"No, no! Wait!--I have hurt you," she said, with a sort of wondering distress. "You have let me hurt you.... And yet surely you must see,... you must realize on what terms.... Do you forget that you are not among your friends... outside?... This is so very different!"

"I had forgotten," said he. "Incredible as it sounds, I had for a moment forgotten. Will you grant me your pardon for that? And yet," he persisted, after a moment's pause--"yet, Mademoiselle, consider a little! It is likely that--circumstances have so fallen that it seems I shall be here within your walls for a time, perhaps a long time. I am able to walk a little now. Day by day I shall be stronger, better able to get about. Is there not some way--are there hot some terms under which we could meet without embarrassment? Must we forever glare at each other and pass by warily, just because we--well, hold different views about--something?"

It was not a premeditated speech at all. It had never until this moment occurred to him to suggest any such arrangement with any member of the household at La Lierre. At another time he would doubtless have considered it undignified, if not downright unwise, to hold intercourse of any friendly sort with this band of contemptible adventurers. The sudden impulse may have been born of his long week of almost intolerable loneliness, or it may have come of the warm exhilaration of this first breath of sweet, outdoor air, or perhaps it needed neither of these things, for the girl was very beautiful--enchantment breathed from her, and, though he knew what she was, in what despicable plot she was engaged, he was too much Ste. Marie to be quite indifferent to her. Though he looked upon her sorrowfully and with pain and vicarious shame, he could not have denied the spell she wielded. After all, he was Ste. Marie.
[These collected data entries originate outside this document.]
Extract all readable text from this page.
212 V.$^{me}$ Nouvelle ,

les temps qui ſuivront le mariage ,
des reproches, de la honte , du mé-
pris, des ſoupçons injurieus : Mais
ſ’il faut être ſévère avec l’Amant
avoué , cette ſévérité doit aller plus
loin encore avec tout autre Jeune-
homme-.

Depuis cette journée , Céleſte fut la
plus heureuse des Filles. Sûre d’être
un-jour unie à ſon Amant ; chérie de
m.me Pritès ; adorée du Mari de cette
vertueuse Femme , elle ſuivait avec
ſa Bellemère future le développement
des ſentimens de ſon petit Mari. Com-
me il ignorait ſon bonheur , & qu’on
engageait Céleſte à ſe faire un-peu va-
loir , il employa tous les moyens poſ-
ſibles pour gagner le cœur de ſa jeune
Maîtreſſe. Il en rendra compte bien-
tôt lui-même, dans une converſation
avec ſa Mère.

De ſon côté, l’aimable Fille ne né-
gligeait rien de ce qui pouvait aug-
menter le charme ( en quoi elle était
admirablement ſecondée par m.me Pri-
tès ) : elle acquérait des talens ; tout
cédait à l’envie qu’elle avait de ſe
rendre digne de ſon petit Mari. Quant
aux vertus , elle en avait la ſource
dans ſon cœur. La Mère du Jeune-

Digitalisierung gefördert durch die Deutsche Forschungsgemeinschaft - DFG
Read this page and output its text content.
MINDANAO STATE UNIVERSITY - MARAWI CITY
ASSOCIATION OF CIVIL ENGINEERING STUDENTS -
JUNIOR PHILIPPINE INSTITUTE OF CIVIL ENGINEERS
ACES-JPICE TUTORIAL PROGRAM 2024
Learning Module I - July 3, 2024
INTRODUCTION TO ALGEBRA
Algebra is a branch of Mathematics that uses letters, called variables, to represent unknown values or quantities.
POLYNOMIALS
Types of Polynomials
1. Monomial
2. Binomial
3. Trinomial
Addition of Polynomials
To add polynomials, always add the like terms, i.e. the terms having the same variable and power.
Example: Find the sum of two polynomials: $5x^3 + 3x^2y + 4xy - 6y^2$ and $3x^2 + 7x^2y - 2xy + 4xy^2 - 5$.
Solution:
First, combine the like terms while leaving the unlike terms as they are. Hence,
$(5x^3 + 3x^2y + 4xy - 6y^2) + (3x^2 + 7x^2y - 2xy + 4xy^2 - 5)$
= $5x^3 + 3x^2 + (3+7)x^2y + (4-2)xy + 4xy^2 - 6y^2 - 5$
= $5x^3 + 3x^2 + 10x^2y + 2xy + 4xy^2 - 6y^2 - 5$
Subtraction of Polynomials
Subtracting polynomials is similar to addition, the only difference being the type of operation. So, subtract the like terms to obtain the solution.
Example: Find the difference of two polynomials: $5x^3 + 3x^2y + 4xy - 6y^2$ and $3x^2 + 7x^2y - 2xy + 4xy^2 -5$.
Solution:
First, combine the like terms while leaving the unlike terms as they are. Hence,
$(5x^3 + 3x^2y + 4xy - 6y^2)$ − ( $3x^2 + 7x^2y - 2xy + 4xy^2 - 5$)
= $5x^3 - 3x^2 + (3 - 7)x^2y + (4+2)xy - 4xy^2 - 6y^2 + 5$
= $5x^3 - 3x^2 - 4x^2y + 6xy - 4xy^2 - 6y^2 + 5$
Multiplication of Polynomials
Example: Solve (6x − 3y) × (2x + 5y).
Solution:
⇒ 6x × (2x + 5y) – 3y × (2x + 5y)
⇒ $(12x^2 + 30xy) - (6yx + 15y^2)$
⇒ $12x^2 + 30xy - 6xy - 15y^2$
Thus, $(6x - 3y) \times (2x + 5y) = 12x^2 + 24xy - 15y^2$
Once more the girl looked up very gravely under her brows, and her eyes met the man's eyes. "I don't know," she said. "Truly, I don't know. I think I should have to ask my father about it.--I wish," she said, "that we might do that. I should like it. I should like to be able to talk to some one--about the things I like--and care for. I used to talk with my father about things; but not lately. There is no one now." Her eyes searched him. "Would it be possible, I wonder," said she. "Could we two put everything else aside--forget altogether who we are and why we are here. Is that possible?"

"We could only try, Mademoiselle," said Ste. Marie. "If we found it a failure we could give it up." He broke into a little laugh. "And besides," he said, "I can't help thinking that two people ought to be with me all the time I am in the garden here--for safety's sake. I might catch the old Michel napping one day, you know, throttle him, take his rifle away, and escape. If there were two, I couldn't do it."

For an instant she met his laugh with an answering smile, and the smile came upon her sombre beauty like a moment of golden light upon darkness. But afterward she was grave again and thoughtful. "Is it not rather foolish," she asked, "to warn us--to warn me of possibilities like that? You might quite easily do what you have said. You are putting us on our guard against you."

"I meant to, Mademoiselle," said Ste. Marie. "I meant to. Consider my reasons. Consider what I was pleading for!" And he gave a little laugh when the color began again to rise in the girl's cheeks.

She turned away from him, shaking her head, and he thought that he had said too much and that she was offended, but after a moment the girl looked up, and when she met his eyes she laughed outright.

"I cannot forever be scowling and snarling at you," said she. "It is quite too absurd. Will you sit down for a little while? I don't know whether or not my father would approve, but we have met here by accident, and there can be no harm, surely, in our exchanging a few civil words. If you try to bring up forbidden topics I can simply go away; and, besides, Michel stands ready to murder you if it should become necessary. I think his failure of a week ago is very heavy on his conscience."

Ste. Marie sat down in one corner of the long stone bench, and he was very glad to do it, for his leg was beginning to cause him some discomfort. It felt hot and as if there were a very tight band round it above the knee. The relief must have been apparent in his face, for Mlle. O'Hara looked at him in silence for a moment, and she gave a little, troubled, anxious frown. Men can be quite indifferent to suffering in each other if the suffering is not extreme, and women can be, too, but men are quite miserable in the presence of a woman who is in pain, and women, before a suffering man, while they are not miserable, are always full of a desire to do something that will help. And that might be a small, additional proof--if any more proof were necessary--that they are much the more practical of the two sexes.